What might they learn? The following, if this U.S. technology industry coalition letter is a guide:
Abrupt changes to the export controls regulations for semiconductors will create uncertainty for the entire technology industry. Semiconductors are the foundation of modern electronics, information technology, cloud services, critical infrastructure and the defense industrial base. In addition to playing a critical role in sectors throughout the economy, semiconductors play an essential role addressing the COVID-19 public health emergency. Semiconductors drive the functionality in advanced medical equipment used by health professionals to treat the public, and they enable the products and services that allow telework, remote learning, telemedicine, and other aspects of our economy and daily life. Semiconductors will also play a pivotal role in driving the industries of the future and the economic recovery once the public health emergency is defeated.

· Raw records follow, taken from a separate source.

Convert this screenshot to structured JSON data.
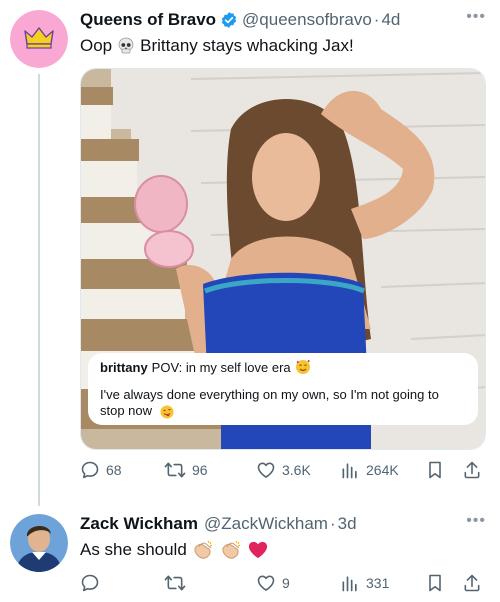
{
  "tweet1": {
    "name": "Queens of Bravo",
    "handle": "@queensofbravo",
    "separator": "·",
    "time": "4d",
    "text_before": "Oop",
    "text_after": "Brittany stays whacking Jax!",
    "emoji": "skull-emoji",
    "caption": {
      "pov_user": "brittany",
      "pov_text": "POV: in my self love era",
      "quote": "I've always done everything on my own, so I'm not going to stop now"
    },
    "actions": {
      "replies": "68",
      "retweets": "96",
      "likes": "3.6K",
      "views": "264K"
    }
  },
  "tweet2": {
    "name": "Zack Wickham",
    "handle": "@ZackWickham",
    "separator": "·",
    "time": "3d",
    "text": "As she should",
    "emojis": [
      "clapping-hands-emoji",
      "clapping-hands-emoji",
      "red-heart-emoji"
    ],
    "actions": {
      "replies": "",
      "retweets": "",
      "likes": "9",
      "views": "331"
    }
  },
  "colors": {
    "accent": "#1d9bf0",
    "muted": "#536471",
    "avatar_bg": "#f9a8d4",
    "crown": "#f5d020"
  }
}
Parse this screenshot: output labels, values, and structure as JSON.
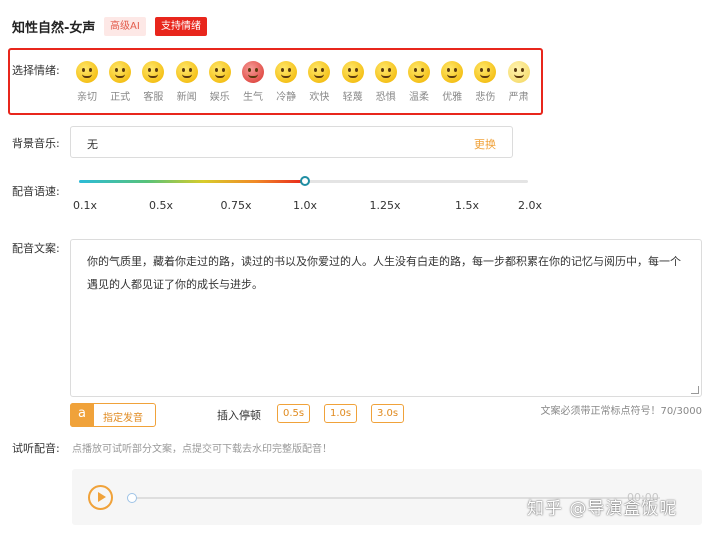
{
  "voice": {
    "title": "知性自然-女声",
    "badge_ai": "高级AI",
    "badge_emotion": "支持情绪"
  },
  "emotion": {
    "label": "选择情绪:",
    "items": [
      {
        "label": "亲切",
        "icon": "laughing-face-icon"
      },
      {
        "label": "正式",
        "icon": "grinning-face-icon"
      },
      {
        "label": "客服",
        "icon": "winking-face-icon"
      },
      {
        "label": "新闻",
        "icon": "smiling-face-icon"
      },
      {
        "label": "娱乐",
        "icon": "tongue-face-icon"
      },
      {
        "label": "生气",
        "icon": "angry-face-icon"
      },
      {
        "label": "冷静",
        "icon": "neutral-face-icon"
      },
      {
        "label": "欢快",
        "icon": "squinting-laugh-face-icon"
      },
      {
        "label": "轻蔑",
        "icon": "surprised-face-icon"
      },
      {
        "label": "恐惧",
        "icon": "fearful-face-icon"
      },
      {
        "label": "温柔",
        "icon": "gentle-face-icon"
      },
      {
        "label": "优雅",
        "icon": "sly-face-icon"
      },
      {
        "label": "悲伤",
        "icon": "sad-face-icon"
      },
      {
        "label": "严肃",
        "icon": "serious-face-icon"
      }
    ],
    "selected_color": "#e8261c"
  },
  "music": {
    "label": "背景音乐:",
    "value": "无",
    "change": "更换"
  },
  "speed": {
    "label": "配音语速:",
    "ticks": [
      "0.1x",
      "0.5x",
      "0.75x",
      "1.0x",
      "1.25x",
      "1.5x",
      "2.0x"
    ],
    "selected": "1.0x"
  },
  "script": {
    "label": "配音文案:",
    "text": "你的气质里，藏着你走过的路，读过的书以及你爱过的人。人生没有白走的路，每一步都积累在你的记忆与阅历中，每一个遇见的人都见证了你的成长与进步。"
  },
  "tools": {
    "pronunciation_icon": "a",
    "pronunciation": "指定发音",
    "pause_label": "插入停顿",
    "pauses": [
      "0.5s",
      "1.0s",
      "3.0s"
    ],
    "counter": "文案必须带正常标点符号！70/3000"
  },
  "listen": {
    "label": "试听配音:",
    "hint": "点播放可试听部分文案，点提交可下载去水印完整版配音！",
    "time": "00:00"
  },
  "watermark": "知乎 @导演盒饭呢",
  "colors": {
    "accent": "#f0a23a",
    "danger": "#e8261c"
  }
}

Changes to the export control regulations under consideration have the potential to result in significant impacts on the semiconductor industry, its global supply chain, and the broader technology sector that relies on predictable access to semiconductors. Given the importance of this industry – and in light of the unprecedented public health crisis and economic disruption – it is imperative that any regulatory changes be narrowly tailored and minimize damage to industry. Subjecting such regulatory changes to public comment would help ensure that Commerce benefits from the industry’s views and avoids unintentionally exacerbating an already difficult economic situation.
A letter to President Trump by the president of SEMI, an association representing the semiconductor and electronics manufacturing supply chain, warned that the new rules would “serve as a disincentive for further investments and innovation in the U.S. and lead to the design‐out of U.S. technology and components.” Indeed, companies such as Taiwan Semiconductor Manufacturing Corporation, a long‐time consumer of U.S. chip‐making equipment and the world’s largest producer of commercial chips, which obtains 17 percent of its revenue from sales in China, will look to other countries for their capital equipment needs.

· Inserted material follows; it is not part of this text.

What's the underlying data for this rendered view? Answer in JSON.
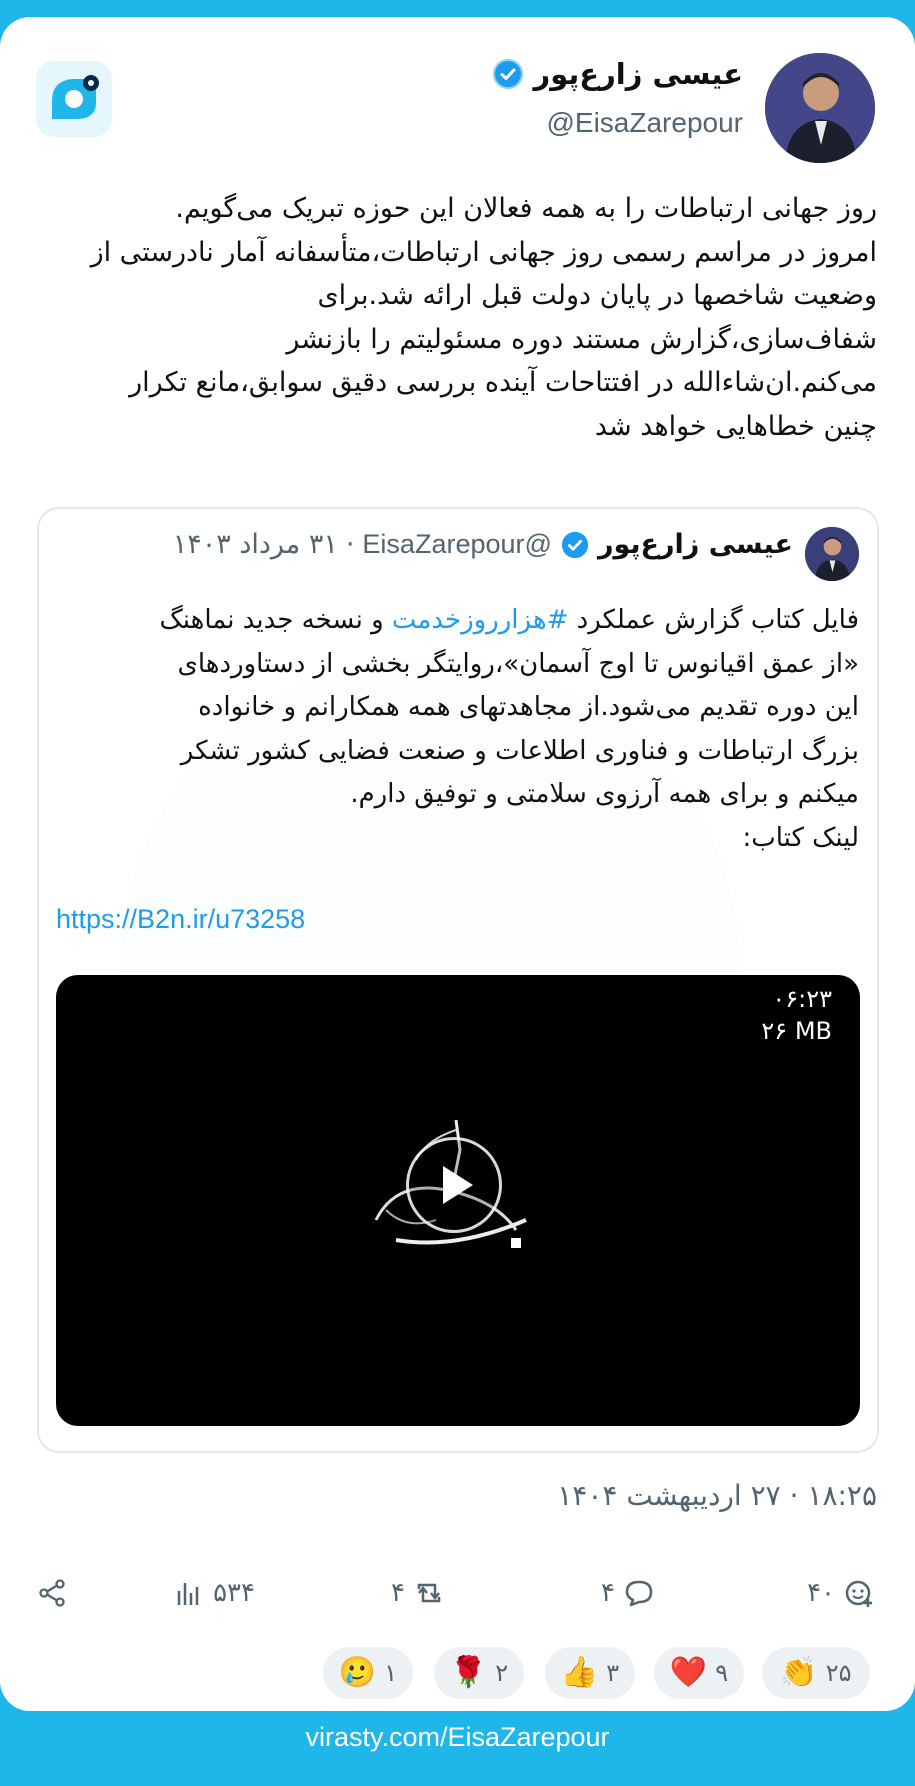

Likewise, the move would encourage China to expedite development of its own chip‐making capacity and to source more semiconductors from South Korea, which would hasten a decline in revenues and market shares of U.S. chip and chip‐making equipment firms. The damage to U.S. commercial interests would go beyond the semiconductor supply chain, as Beijing looked to deploy retaliatory measures to frustrate the efforts of U.S. businesses in China and elsewhere. Ultimately, disruptions in semiconductor supply chains could impede production and increase the costs of various kinds of smart medical equipment and devices relied upon by health professionals in the battle against COVID-19 and other diseases.
Controlling exports of cutting‐edge technologies that have military or intelligence applications is probably a prudent aim of policy. But the new export controls go beyond that and seem unnecessarily provocative, especially during a time when U.S.-China cooperation is sorely needed. Most concerning is that the accumulated weight of the measures and countermeasures that have burdened relations for several years may soon prove too hard to bear, resulting in a total collapse in the bilateral relationship. The specter of the world’s two largest economies refusing to cooperate to contain the pandemic and repair the global economy is a worry to take very seriously.